Student Actors Make Great First Impressions During January Term Theatrical Audition Course

The getting-ready-for-prime-time players--John Grassilli, producing director of Summer Theatre at Mount Holyoke, gives pointers to students in his January term course "Getting Cast." The course prepared aspiring actors for those all-important theatrical auditions.

"You can disqualify yourself in the first six seconds of a two-minute audition," says John Grassilli, producing director of Summer Theatre at Mount Holyoke and coinstructor with actress Susan Daniels '79 of the January term course The Professional Audition: Getting Cast. "It's called 'the flop,' when the auditioners toss your photo and résumé onto either the 'call-back' or the trash pile." Avoiding the auditioners' trash heap is what the course is all about.

Grassilli described the eighteen-hour course as a bridge between the academic theater and professional theater worlds. "It was a very accurate replica of a New York audition class that prepares you for general auditions, the first step for most actors." General auditions, known as 'cattle calls,' are large-scale group auditions where as many as two hundred representatives of live entertainment organizations look for fresh talent. "I auditioned 2,200 actors last year myself for twelve positions at the Summer Theatre," points out Grassilli, "so you need to know what's expected at a casting call."

Theatre major Danielle O'Connell '00 is planning to audition for summer-stock positions at the New England Theatre Conference in March. "It's my first general audition. I needed help gaining more confidence and understanding the experience ahead of time. If I had not had this class I would have made a fool of myself, but now I know what casting directors want."

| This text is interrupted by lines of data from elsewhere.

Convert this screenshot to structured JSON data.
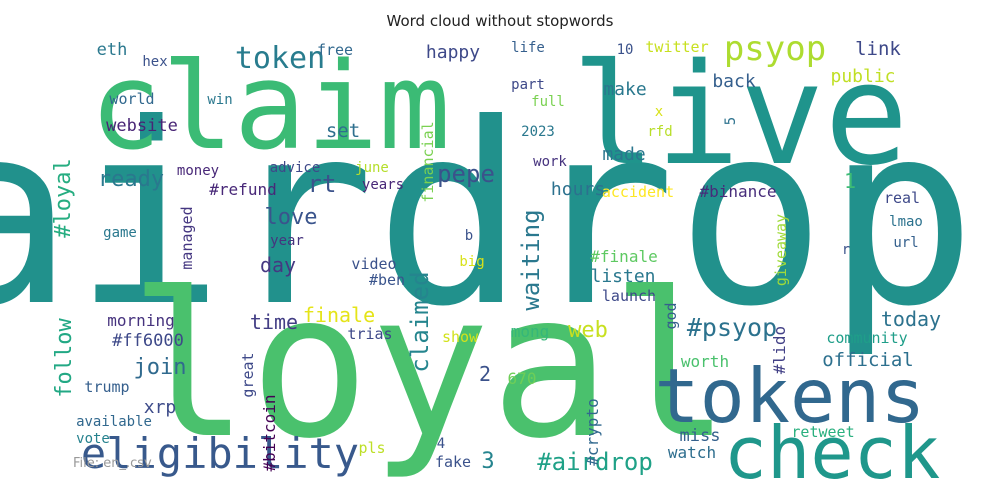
{
  "chart_data": {
    "type": "wordcloud",
    "title": "Word cloud without stopwords",
    "colormap": "viridis",
    "background": "#ffffff",
    "words": [
      {
        "text": "airdrop",
        "weight": 1.0,
        "color": "#21918c",
        "vertical": false
      },
      {
        "text": "loyal",
        "weight": 0.78,
        "color": "#4ac16d",
        "vertical": false
      },
      {
        "text": "claim",
        "weight": 0.62,
        "color": "#3bbb75",
        "vertical": false
      },
      {
        "text": "live",
        "weight": 0.6,
        "color": "#1f948c",
        "vertical": false
      },
      {
        "text": "tokens",
        "weight": 0.34,
        "color": "#31688e",
        "vertical": false
      },
      {
        "text": "check",
        "weight": 0.34,
        "color": "#1f978b",
        "vertical": false
      },
      {
        "text": "eligibility",
        "weight": 0.18,
        "color": "#38598c",
        "vertical": false
      },
      {
        "text": "psyop",
        "weight": 0.14,
        "color": "#addc30",
        "vertical": false
      },
      {
        "text": "token",
        "weight": 0.13,
        "color": "#287c8e",
        "vertical": false
      },
      {
        "text": "#psyop",
        "weight": 0.11,
        "color": "#2c728e",
        "vertical": false
      },
      {
        "text": "claimed",
        "weight": 0.1,
        "color": "#25858e",
        "vertical": true
      },
      {
        "text": "#airdrop",
        "weight": 0.1,
        "color": "#1fa187",
        "vertical": false
      },
      {
        "text": "pepe",
        "weight": 0.09,
        "color": "#3b528b",
        "vertical": false
      },
      {
        "text": "waiting",
        "weight": 0.09,
        "color": "#2a788e",
        "vertical": true
      },
      {
        "text": "ready",
        "weight": 0.09,
        "color": "#2a788e",
        "vertical": false
      },
      {
        "text": "love",
        "weight": 0.09,
        "color": "#3a548c",
        "vertical": false
      },
      {
        "text": "rt",
        "weight": 0.09,
        "color": "#3b528b",
        "vertical": false
      },
      {
        "text": "join",
        "weight": 0.09,
        "color": "#306a8e",
        "vertical": false
      },
      {
        "text": "#loyal",
        "weight": 0.08,
        "color": "#26ad81",
        "vertical": true
      },
      {
        "text": "follow",
        "weight": 0.08,
        "color": "#22a884",
        "vertical": true
      },
      {
        "text": "web",
        "weight": 0.08,
        "color": "#c8e020",
        "vertical": false
      },
      {
        "text": "time",
        "weight": 0.08,
        "color": "#433e85",
        "vertical": false
      },
      {
        "text": "day",
        "weight": 0.08,
        "color": "#453882",
        "vertical": false
      },
      {
        "text": "finale",
        "weight": 0.07,
        "color": "#e5e419",
        "vertical": false
      },
      {
        "text": "today",
        "weight": 0.07,
        "color": "#2c728e",
        "vertical": false
      },
      {
        "text": "official",
        "weight": 0.07,
        "color": "#2d708e",
        "vertical": false
      },
      {
        "text": "link",
        "weight": 0.07,
        "color": "#3e4989",
        "vertical": false
      },
      {
        "text": "set",
        "weight": 0.07,
        "color": "#2e6f8e",
        "vertical": false
      },
      {
        "text": "3",
        "weight": 0.07,
        "color": "#25848e",
        "vertical": false
      },
      {
        "text": "1",
        "weight": 0.07,
        "color": "#3dbc74",
        "vertical": false
      },
      {
        "text": "2",
        "weight": 0.07,
        "color": "#3b528b",
        "vertical": false
      },
      {
        "text": "happy",
        "weight": 0.06,
        "color": "#3e4989",
        "vertical": false
      },
      {
        "text": "back",
        "weight": 0.06,
        "color": "#355f8d",
        "vertical": false
      },
      {
        "text": "make",
        "weight": 0.06,
        "color": "#2a788e",
        "vertical": false
      },
      {
        "text": "made",
        "weight": 0.06,
        "color": "#2a768e",
        "vertical": false
      },
      {
        "text": "hours",
        "weight": 0.06,
        "color": "#2c718e",
        "vertical": false
      },
      {
        "text": "listen",
        "weight": 0.06,
        "color": "#2a788e",
        "vertical": false
      },
      {
        "text": "xrp",
        "weight": 0.06,
        "color": "#3e4c8a",
        "vertical": false
      },
      {
        "text": "mong",
        "weight": 0.06,
        "color": "#35b779",
        "vertical": false
      },
      {
        "text": "public",
        "weight": 0.06,
        "color": "#c0df25",
        "vertical": false
      },
      {
        "text": "eth",
        "weight": 0.06,
        "color": "#2a788e",
        "vertical": false
      },
      {
        "text": "website",
        "weight": 0.06,
        "color": "#482475",
        "vertical": false
      },
      {
        "text": "#ff6000",
        "weight": 0.06,
        "color": "#3e4989",
        "vertical": false
      },
      {
        "text": "morning",
        "weight": 0.05,
        "color": "#46337e",
        "vertical": false
      },
      {
        "text": "miss",
        "weight": 0.05,
        "color": "#34618d",
        "vertical": false
      },
      {
        "text": "watch",
        "weight": 0.05,
        "color": "#2e6e8e",
        "vertical": false
      },
      {
        "text": "worth",
        "weight": 0.05,
        "color": "#4ac16d",
        "vertical": false
      },
      {
        "text": "community",
        "weight": 0.05,
        "color": "#1f9e89",
        "vertical": false
      },
      {
        "text": "retweet",
        "weight": 0.05,
        "color": "#2ab07f",
        "vertical": false
      },
      {
        "text": "#finale",
        "weight": 0.05,
        "color": "#5ec962",
        "vertical": false
      },
      {
        "text": "#binance",
        "weight": 0.05,
        "color": "#472c7a",
        "vertical": false
      },
      {
        "text": "#refund",
        "weight": 0.05,
        "color": "#482878",
        "vertical": false
      },
      {
        "text": "#ben",
        "weight": 0.05,
        "color": "#3a548c",
        "vertical": false
      },
      {
        "text": "#bitcoin",
        "weight": 0.05,
        "color": "#440154",
        "vertical": true
      },
      {
        "text": "#crypto",
        "weight": 0.05,
        "color": "#31688e",
        "vertical": true
      },
      {
        "text": "#lido",
        "weight": 0.05,
        "color": "#424086",
        "vertical": true
      },
      {
        "text": "financial",
        "weight": 0.05,
        "color": "#7ad151",
        "vertical": true
      },
      {
        "text": "giveaway",
        "weight": 0.05,
        "color": "#a0da39",
        "vertical": true
      },
      {
        "text": "managed",
        "weight": 0.05,
        "color": "#453781",
        "vertical": true
      },
      {
        "text": "great",
        "weight": 0.05,
        "color": "#3e4989",
        "vertical": true
      },
      {
        "text": "god",
        "weight": 0.05,
        "color": "#355f8d",
        "vertical": true
      },
      {
        "text": "670",
        "weight": 0.05,
        "color": "#6ece58",
        "vertical": false
      },
      {
        "text": "accident",
        "weight": 0.05,
        "color": "#fde725",
        "vertical": false
      },
      {
        "text": "launch",
        "weight": 0.05,
        "color": "#3e4989",
        "vertical": false
      },
      {
        "text": "video",
        "weight": 0.05,
        "color": "#3b528b",
        "vertical": false
      },
      {
        "text": "trias",
        "weight": 0.05,
        "color": "#3e4989",
        "vertical": false
      },
      {
        "text": "show",
        "weight": 0.05,
        "color": "#d2e21b",
        "vertical": false
      },
      {
        "text": "fake",
        "weight": 0.05,
        "color": "#3b528b",
        "vertical": false
      },
      {
        "text": "pls",
        "weight": 0.05,
        "color": "#bddf26",
        "vertical": false
      },
      {
        "text": "vote",
        "weight": 0.05,
        "color": "#26828e",
        "vertical": false
      },
      {
        "text": "available",
        "weight": 0.05,
        "color": "#31688e",
        "vertical": false
      },
      {
        "text": "trump",
        "weight": 0.05,
        "color": "#355f8d",
        "vertical": false
      },
      {
        "text": "game",
        "weight": 0.05,
        "color": "#2a788e",
        "vertical": false
      },
      {
        "text": "year",
        "weight": 0.05,
        "color": "#46337e",
        "vertical": false
      },
      {
        "text": "years",
        "weight": 0.05,
        "color": "#482878",
        "vertical": false
      },
      {
        "text": "june",
        "weight": 0.05,
        "color": "#b5de2b",
        "vertical": false
      },
      {
        "text": "advice",
        "weight": 0.05,
        "color": "#3e4989",
        "vertical": false
      },
      {
        "text": "money",
        "weight": 0.05,
        "color": "#482878",
        "vertical": false
      },
      {
        "text": "work",
        "weight": 0.05,
        "color": "#46337e",
        "vertical": false
      },
      {
        "text": "world",
        "weight": 0.05,
        "color": "#31688e",
        "vertical": false
      },
      {
        "text": "win",
        "weight": 0.05,
        "color": "#2a788e",
        "vertical": false
      },
      {
        "text": "hex",
        "weight": 0.05,
        "color": "#3b528b",
        "vertical": false
      },
      {
        "text": "free",
        "weight": 0.05,
        "color": "#31688e",
        "vertical": false
      },
      {
        "text": "life",
        "weight": 0.05,
        "color": "#355f8d",
        "vertical": false
      },
      {
        "text": "part",
        "weight": 0.05,
        "color": "#3e4989",
        "vertical": false
      },
      {
        "text": "full",
        "weight": 0.05,
        "color": "#7ad151",
        "vertical": false
      },
      {
        "text": "2023",
        "weight": 0.05,
        "color": "#2a788e",
        "vertical": false
      },
      {
        "text": "10",
        "weight": 0.05,
        "color": "#3b528b",
        "vertical": false
      },
      {
        "text": "twitter",
        "weight": 0.05,
        "color": "#c8e020",
        "vertical": false
      },
      {
        "text": "x",
        "weight": 0.05,
        "color": "#d8e219",
        "vertical": false
      },
      {
        "text": "rfd",
        "weight": 0.05,
        "color": "#b8de29",
        "vertical": false
      },
      {
        "text": "5",
        "weight": 0.05,
        "color": "#2c728e",
        "vertical": true
      },
      {
        "text": "b",
        "weight": 0.05,
        "color": "#3b528b",
        "vertical": false
      },
      {
        "text": "big",
        "weight": 0.05,
        "color": "#d8e219",
        "vertical": false
      },
      {
        "text": "r",
        "weight": 0.05,
        "color": "#3b528b",
        "vertical": false
      },
      {
        "text": "real",
        "weight": 0.05,
        "color": "#3e4989",
        "vertical": false
      },
      {
        "text": "lmao",
        "weight": 0.05,
        "color": "#2c728e",
        "vertical": false
      },
      {
        "text": "url",
        "weight": 0.05,
        "color": "#35608d",
        "vertical": false
      },
      {
        "text": "4",
        "weight": 0.05,
        "color": "#3b528b",
        "vertical": false
      }
    ]
  },
  "footer": {
    "source_note": "File: en_.csv"
  }
}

"What we teach is to control the critical factors that you can control: level of stage confidence, use of voice, and use of body," explains Grassilli. "We talk about accepting rejection, and encourage young actors to remember that they're always auditioning for next time."

Twenty percent of course time covered the mechanics and business of theater, while the rest was devoted to selecting, preparing, performing, and critiquing each student's two-minute audition piece.

More than half of the twelve women in the class have a serious interest in acting, while some came for fun and because they've enjoyed participating in school productions. Dilrukshi Fonseka '00 was involved in school theater productions and competitions in Sri Lanka, where her school performed Shakespeare and modern playwrights such as Tennessee Williams. Fonseka, whose audition piece is from Neil Simon's Chapter 2, is thinking of choosing a theater minor. "A theater audition is like a job interview. The way you walk on stage and say your name, for example. Even though J-term is a time for doing what you want, the class was useful for learning how to perform in front of a group."